Today's ECB tender of almost 132 billion euros over three months was far lower than the 210 billion euros many had expected, which suggested some euro zone banks might be in better shape than initially feared. Consequently, market confidence improved slightly as stocks turned higher in Europe while U.S. futures initially signaled a positive open this morning. Stocks are now mixed.
The Australian dollar recovered off yesterday's nearly 3% plunge to a two-week low against the greenback, helped in part by the reduction in investor risk aversion.
The Canadian dollar snapped back from a three-week low Tuesday against its U.S. counterpart, finding support from a pick-up in market sentiment and higher oil prices above $76 a barrel. A report on Canadian growth in April is due out this morning. Canadian markets will be closed tomorrow, July 1, for Canada Day.
Investors Wednesday will focus on U.S. data on ADP private sector employment and regional manufacturing surveys from New York and Chicago.

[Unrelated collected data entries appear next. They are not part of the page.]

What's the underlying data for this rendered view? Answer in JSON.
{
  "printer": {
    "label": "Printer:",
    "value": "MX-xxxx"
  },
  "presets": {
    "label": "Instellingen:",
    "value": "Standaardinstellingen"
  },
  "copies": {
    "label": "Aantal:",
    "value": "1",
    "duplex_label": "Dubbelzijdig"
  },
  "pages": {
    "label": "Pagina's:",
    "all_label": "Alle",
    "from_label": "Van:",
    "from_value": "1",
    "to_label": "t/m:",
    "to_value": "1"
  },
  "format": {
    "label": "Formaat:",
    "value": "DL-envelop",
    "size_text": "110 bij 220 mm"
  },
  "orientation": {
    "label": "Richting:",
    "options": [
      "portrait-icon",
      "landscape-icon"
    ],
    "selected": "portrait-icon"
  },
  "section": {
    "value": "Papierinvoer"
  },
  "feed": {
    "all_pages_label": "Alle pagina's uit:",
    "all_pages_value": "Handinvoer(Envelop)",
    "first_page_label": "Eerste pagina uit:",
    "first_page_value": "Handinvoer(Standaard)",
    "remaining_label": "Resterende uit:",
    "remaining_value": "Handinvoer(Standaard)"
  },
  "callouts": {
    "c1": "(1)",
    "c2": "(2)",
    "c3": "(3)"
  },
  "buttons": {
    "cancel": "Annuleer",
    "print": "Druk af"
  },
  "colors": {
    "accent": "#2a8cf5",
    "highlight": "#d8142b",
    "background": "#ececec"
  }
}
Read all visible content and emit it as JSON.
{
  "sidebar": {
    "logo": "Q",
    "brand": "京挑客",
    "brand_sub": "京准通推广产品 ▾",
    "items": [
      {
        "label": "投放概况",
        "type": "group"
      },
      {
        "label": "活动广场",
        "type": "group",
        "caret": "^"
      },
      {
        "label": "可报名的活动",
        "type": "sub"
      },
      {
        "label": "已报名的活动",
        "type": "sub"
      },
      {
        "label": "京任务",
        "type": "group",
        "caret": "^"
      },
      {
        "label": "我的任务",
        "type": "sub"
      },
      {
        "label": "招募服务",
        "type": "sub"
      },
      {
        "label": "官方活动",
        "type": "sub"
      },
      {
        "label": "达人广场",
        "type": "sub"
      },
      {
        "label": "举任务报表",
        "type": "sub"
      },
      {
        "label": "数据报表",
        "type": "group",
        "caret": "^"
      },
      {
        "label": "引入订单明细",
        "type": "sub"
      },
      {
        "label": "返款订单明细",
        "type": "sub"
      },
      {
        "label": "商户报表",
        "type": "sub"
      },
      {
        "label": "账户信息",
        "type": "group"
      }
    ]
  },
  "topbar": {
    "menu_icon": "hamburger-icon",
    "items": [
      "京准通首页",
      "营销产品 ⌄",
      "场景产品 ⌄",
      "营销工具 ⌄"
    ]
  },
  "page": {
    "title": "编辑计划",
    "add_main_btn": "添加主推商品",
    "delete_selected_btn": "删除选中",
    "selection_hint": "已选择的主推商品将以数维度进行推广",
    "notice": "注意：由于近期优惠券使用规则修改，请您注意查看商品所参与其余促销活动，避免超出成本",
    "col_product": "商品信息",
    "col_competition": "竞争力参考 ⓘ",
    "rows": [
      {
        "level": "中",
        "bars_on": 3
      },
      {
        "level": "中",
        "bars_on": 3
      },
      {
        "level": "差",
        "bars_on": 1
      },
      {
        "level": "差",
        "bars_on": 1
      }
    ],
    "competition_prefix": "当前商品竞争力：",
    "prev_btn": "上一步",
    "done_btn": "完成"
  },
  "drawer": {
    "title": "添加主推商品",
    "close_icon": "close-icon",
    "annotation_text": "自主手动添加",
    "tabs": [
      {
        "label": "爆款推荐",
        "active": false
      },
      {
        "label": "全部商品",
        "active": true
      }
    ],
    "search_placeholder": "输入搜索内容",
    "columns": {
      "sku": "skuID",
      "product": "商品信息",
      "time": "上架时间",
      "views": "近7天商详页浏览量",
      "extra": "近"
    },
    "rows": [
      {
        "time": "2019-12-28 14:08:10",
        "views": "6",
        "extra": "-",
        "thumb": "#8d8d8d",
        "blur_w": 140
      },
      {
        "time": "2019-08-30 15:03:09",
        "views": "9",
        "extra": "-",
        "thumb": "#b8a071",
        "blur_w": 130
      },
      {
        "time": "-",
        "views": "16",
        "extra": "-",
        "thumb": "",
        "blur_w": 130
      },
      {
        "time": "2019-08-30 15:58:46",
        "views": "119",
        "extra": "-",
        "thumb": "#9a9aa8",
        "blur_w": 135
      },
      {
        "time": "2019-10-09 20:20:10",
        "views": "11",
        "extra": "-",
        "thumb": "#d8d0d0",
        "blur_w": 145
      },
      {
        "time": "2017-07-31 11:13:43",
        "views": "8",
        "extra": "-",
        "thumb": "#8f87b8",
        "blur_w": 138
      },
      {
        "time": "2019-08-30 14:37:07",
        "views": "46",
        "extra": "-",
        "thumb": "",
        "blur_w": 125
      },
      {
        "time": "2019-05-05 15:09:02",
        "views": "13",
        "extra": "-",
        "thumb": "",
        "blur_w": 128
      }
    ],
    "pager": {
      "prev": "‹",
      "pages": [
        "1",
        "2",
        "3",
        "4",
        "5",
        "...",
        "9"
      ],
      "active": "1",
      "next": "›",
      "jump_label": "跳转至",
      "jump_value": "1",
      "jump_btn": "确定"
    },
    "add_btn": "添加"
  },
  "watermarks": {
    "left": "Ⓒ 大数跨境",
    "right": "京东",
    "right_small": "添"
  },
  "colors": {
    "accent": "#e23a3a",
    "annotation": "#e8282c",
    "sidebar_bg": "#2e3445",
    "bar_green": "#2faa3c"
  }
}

A pick-up in market volatility could be in store for investors today, since it's the final day of the month and the last day in the second quarter, which tends to see increased positioning and book balancing.
: The euro bounced off the two-week low it had struck yesterday against the dollar on a modest reduction in worries about the health of euro zone banks. The single currency also garnered some support from a bout of profit-taking and from month-end and quarter-end flows. The bulk of the euro's overnight recovery from record lows against the Swiss franc and a 1-1/2-year low against sterling was due to an ECB auction of three-month funds that saw area banks take in far fewer funds than expected.
The ECB Wednesday issued 131.9 billion euros in three-month funds, below the 210 billion euros many had expected. The smaller-than-expected amount requested by euro area banks signaled to investors that some of the weaker institutions were in better shape than first thought. That notion helped to trigger a recovery in market sentiment which dampened demand for safety, causing the dollar and the yen to pare gains from the day before.
The single currency was little changed by a flash survey -- or first estimate -- of euro zone consumer inflation, which eased to 1.4% (y/y) in June from 1.6%(y/y). Investors had expected consumer inflation to dip to 1.5% (y/y) in June. The data was well inside the ECB's inflation target of just below 2%, which suggests that central bankers have flexibility to keep rates low to help support Europe's economic recovery.
: The British currency fell further from Monday's 7-week high against the dollar and yesterday's 18-month peak against the single currency. Profit-taking and month- and quarter-end positioning have put some downward pressure on the sterling. Still, the UK currency's weaker tone could be limited by lingering optimism that a tough budget announced last week will help slash the nation's hefty fiscal deficit, in the years ahead.
: The Japanese yen pared some of yesterday's gains when the Asian currency had soared to a four-month high against the dollar and to an 8-1/2-year peak vs. the euro. An improvement in investor sentiment helped to curb demand for safety, putting some downward pressure on the yen. Data showing Japan's PMI survey fell to 53.9 in June from 54.7 the previous month also added to the yen's softer tone.
: Canada's gross domestic product, the broadest gauge of economic growth, came out flat with a 0.0% (m/m) reading in April compared to the 0.6% (m/m) rise the month before. A decline in retail sales was the main drag on local growth. The unchanged GDP reading in April snapped seven straight months of growth. The loonie fell on weaker-than-expected data, which investors had forecast to increase 0.2% (m/m) in April.
: U.S. private sector employment, as reported by ADP Employer Services, rose by a less-than-expected 13,000 in June from 57,000 in May. A gain of 60,000 jobs had been expected this month. Though not always a reliable indicator, the far weaker than expected data suggests that Friday's U.S. government report might also disappoint. The dollar actually firmed on the news as it helped to ease investor risk appetite.